Ever present is the daily search for the perfect cartoon and caption, plus the worry that it might not work in the next day’s paper. After illustrating the Telegraph’s Peterborough column and feature pages he got his chance to become a front page regular on the back of a mistake. The paper had got its masthead date wrong and a prominent editor’s apology was needed. It was decided a cartoon would work well so Matt’s punchline of two talking heads was: “I hope I have a better Thursday than I had yesterday.”
The trick to making his cartoon characters work is getting their faces right. “Does it look like they might be saying the words I’m putting into their mouths? I might screw up a few bits of paper getting that bit right but once I’m happy with them everything else sort of takes care of itself.”
He never realised but a next door neighbour of Matt’s parents is the regular butt of many of his jokes. “I remember he wanted every car in the street outside his home to be pointing the same way. I picture him when I’m drawing a certain elderly man baffled by life.”

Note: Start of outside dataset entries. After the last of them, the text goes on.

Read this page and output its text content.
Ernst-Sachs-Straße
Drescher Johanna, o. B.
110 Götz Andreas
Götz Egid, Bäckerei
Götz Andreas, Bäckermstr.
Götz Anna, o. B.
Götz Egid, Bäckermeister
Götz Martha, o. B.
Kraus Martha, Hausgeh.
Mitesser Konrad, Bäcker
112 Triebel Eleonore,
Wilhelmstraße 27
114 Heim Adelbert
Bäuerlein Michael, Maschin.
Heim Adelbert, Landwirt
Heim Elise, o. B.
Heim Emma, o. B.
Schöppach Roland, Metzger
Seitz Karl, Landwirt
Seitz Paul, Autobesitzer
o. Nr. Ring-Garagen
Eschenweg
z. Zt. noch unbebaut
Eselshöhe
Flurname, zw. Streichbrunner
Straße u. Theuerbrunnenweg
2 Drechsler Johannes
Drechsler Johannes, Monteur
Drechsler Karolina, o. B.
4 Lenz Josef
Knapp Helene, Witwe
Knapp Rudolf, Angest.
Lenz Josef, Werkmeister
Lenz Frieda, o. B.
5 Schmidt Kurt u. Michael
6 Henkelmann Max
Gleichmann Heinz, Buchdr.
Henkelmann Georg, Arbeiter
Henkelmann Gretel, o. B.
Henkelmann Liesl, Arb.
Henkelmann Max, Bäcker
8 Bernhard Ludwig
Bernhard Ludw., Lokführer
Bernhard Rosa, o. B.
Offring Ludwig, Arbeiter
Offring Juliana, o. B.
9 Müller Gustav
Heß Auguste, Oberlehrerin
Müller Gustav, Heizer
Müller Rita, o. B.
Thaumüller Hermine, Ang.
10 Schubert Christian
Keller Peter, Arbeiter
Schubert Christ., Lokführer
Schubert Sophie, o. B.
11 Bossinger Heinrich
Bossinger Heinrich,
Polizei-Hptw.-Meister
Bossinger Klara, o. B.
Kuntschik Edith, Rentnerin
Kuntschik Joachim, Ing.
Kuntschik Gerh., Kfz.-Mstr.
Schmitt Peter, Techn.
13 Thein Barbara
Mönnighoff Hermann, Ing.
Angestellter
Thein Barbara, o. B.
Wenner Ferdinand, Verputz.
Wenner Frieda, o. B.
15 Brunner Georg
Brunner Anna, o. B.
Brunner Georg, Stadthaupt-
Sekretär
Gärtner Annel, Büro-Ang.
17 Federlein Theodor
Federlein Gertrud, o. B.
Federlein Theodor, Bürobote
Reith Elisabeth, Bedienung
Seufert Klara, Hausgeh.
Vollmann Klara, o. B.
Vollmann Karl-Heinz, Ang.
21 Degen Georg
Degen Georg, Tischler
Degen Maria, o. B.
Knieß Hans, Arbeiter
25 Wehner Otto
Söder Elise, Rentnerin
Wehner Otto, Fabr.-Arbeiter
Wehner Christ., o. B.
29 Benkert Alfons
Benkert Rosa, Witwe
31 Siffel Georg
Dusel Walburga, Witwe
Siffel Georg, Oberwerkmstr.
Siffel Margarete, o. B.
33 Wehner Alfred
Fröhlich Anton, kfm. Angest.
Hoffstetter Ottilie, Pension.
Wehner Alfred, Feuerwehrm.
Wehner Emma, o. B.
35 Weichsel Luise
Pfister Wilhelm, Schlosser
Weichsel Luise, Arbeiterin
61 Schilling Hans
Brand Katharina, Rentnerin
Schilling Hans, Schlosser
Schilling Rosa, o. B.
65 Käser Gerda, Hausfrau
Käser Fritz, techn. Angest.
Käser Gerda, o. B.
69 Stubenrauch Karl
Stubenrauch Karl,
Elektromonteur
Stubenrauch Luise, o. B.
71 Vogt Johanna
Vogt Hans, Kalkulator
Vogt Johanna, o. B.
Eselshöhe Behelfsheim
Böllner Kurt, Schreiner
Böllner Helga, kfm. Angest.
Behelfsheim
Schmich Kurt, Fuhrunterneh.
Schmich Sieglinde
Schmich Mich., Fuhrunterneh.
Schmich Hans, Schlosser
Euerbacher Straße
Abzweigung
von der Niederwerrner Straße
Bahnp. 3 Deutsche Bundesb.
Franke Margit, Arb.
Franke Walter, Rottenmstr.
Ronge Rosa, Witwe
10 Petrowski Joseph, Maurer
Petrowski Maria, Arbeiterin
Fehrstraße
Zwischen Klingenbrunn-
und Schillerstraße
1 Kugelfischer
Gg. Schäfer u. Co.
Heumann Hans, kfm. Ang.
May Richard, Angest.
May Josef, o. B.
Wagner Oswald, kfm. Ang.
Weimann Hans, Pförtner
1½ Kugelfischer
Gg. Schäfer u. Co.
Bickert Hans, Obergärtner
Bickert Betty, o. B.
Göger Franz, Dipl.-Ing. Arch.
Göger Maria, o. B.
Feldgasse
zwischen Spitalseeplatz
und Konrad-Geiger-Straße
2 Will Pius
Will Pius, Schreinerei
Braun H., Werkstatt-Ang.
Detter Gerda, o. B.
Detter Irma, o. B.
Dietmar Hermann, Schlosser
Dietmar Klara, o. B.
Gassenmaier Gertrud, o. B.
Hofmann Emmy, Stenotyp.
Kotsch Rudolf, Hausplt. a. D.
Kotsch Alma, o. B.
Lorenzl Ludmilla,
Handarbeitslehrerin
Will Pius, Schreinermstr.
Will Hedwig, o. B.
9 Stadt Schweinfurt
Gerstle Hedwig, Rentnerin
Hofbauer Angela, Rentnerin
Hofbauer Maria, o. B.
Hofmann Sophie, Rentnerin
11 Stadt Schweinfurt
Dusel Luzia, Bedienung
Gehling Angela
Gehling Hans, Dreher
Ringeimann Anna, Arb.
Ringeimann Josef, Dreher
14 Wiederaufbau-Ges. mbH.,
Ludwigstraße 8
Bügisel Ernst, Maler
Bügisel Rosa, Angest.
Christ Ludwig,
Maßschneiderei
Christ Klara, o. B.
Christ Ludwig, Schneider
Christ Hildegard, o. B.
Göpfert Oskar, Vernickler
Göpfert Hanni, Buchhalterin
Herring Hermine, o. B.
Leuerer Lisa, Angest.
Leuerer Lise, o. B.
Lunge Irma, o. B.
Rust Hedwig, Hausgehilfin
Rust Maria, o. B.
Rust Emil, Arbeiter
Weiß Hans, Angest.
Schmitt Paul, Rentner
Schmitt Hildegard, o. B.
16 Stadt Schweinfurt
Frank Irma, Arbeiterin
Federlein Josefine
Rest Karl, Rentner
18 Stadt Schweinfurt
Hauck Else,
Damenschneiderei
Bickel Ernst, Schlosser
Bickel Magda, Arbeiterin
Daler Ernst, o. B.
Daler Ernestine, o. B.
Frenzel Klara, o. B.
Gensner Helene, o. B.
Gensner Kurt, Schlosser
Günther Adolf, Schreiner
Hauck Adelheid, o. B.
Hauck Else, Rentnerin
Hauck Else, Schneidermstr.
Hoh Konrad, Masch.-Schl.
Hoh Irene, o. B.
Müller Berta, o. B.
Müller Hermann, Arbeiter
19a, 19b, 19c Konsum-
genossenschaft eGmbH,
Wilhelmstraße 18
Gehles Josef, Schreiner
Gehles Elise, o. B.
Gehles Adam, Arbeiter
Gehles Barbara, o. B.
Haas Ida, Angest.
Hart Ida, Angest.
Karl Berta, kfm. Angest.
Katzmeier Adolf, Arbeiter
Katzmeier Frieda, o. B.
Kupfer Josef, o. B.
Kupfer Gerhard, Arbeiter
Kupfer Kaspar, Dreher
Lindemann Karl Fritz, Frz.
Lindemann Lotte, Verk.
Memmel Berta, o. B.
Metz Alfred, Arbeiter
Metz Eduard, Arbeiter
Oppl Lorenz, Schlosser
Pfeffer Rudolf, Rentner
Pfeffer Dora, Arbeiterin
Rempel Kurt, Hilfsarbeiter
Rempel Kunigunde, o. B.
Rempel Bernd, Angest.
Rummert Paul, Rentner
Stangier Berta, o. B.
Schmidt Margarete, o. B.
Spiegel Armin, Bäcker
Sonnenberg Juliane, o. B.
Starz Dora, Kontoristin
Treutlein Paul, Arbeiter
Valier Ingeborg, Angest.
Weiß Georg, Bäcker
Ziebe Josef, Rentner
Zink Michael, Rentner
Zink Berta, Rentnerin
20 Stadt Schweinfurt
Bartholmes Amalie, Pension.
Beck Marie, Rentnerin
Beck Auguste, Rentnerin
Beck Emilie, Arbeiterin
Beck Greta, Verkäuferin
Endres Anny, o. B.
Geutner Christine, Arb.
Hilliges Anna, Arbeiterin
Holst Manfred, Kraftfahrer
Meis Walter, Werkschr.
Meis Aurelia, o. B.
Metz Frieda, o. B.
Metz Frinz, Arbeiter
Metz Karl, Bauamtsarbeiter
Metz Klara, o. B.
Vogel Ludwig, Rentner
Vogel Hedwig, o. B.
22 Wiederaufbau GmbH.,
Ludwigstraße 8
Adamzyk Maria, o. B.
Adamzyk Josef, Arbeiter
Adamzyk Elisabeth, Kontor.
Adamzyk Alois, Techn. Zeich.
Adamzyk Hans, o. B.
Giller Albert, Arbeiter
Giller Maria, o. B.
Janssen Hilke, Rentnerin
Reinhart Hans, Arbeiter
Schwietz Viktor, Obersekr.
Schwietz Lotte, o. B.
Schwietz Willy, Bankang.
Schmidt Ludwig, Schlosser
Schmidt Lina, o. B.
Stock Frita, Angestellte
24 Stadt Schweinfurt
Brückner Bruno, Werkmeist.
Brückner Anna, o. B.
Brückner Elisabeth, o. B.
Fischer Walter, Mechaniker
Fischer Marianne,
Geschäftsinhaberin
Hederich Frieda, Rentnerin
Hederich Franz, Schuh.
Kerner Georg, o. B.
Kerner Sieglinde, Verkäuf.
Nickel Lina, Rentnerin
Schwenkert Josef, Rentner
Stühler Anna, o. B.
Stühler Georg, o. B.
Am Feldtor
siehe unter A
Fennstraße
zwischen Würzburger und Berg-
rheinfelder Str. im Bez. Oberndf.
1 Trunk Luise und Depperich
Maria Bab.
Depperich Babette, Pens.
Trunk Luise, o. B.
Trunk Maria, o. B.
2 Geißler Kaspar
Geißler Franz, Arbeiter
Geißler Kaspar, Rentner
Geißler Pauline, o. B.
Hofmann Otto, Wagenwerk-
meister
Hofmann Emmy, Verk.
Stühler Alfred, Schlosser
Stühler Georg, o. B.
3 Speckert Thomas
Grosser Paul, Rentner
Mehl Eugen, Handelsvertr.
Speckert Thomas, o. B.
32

For comic cartoonist Barrie Appleby, drawing and art was a much needed escape from a tough upbringing in a South Yorkshire mining community. “My earliest memory is my mother drawing a stickman and showing me how to bring it to life by doing more and then flicking the pages,” he told Bury & West Suffolk magazine.
Home is now a cottage in Newton Green, just a pitching wedge shot from the village’s pretty golf course.
After getting a job as an art assistant for a Walt Disney comic, Barrie picked up work as a freelancer doing strips for titles such as Wham! and Buster. Next came work for D C Thomson drawing strips for the Dandy and Beano when the regular artist was on holiday.
‘For the last 50 years I have been lucky enough to bring to life some of the most iconic cartoon characters such as Dennis the Menace, Roger the Dodger and Cuddles and Dimples,” he says.
More information at www.barrieappleby.com

Nick Butterworth – creator of the popular Percy the Park Keeper books – was originally a freelance graphic designer; a handy talent to support his other skill as a storyteller.
“I always loved drawing from my earliest years,” says Nick who lives on the Essex/Suffolk border. “I looked at and noticed things and responded with my artwork. You can also learn a lot by trying to copy a Ronald Searle or Mort Drucker illustration.”
Some of his work has been turned into animated TV series – Q Pootle 5 is one – and he enjoys collaborating with other people. “ The trick is to avoid egos . . . everyone needs to buy into the importance of the end result.”
Over the years he has visited primary schools in Suffolk and Essex to share his love of books, stories and readings. “Children like the idea that I grew up in a sweet shop,” he adds.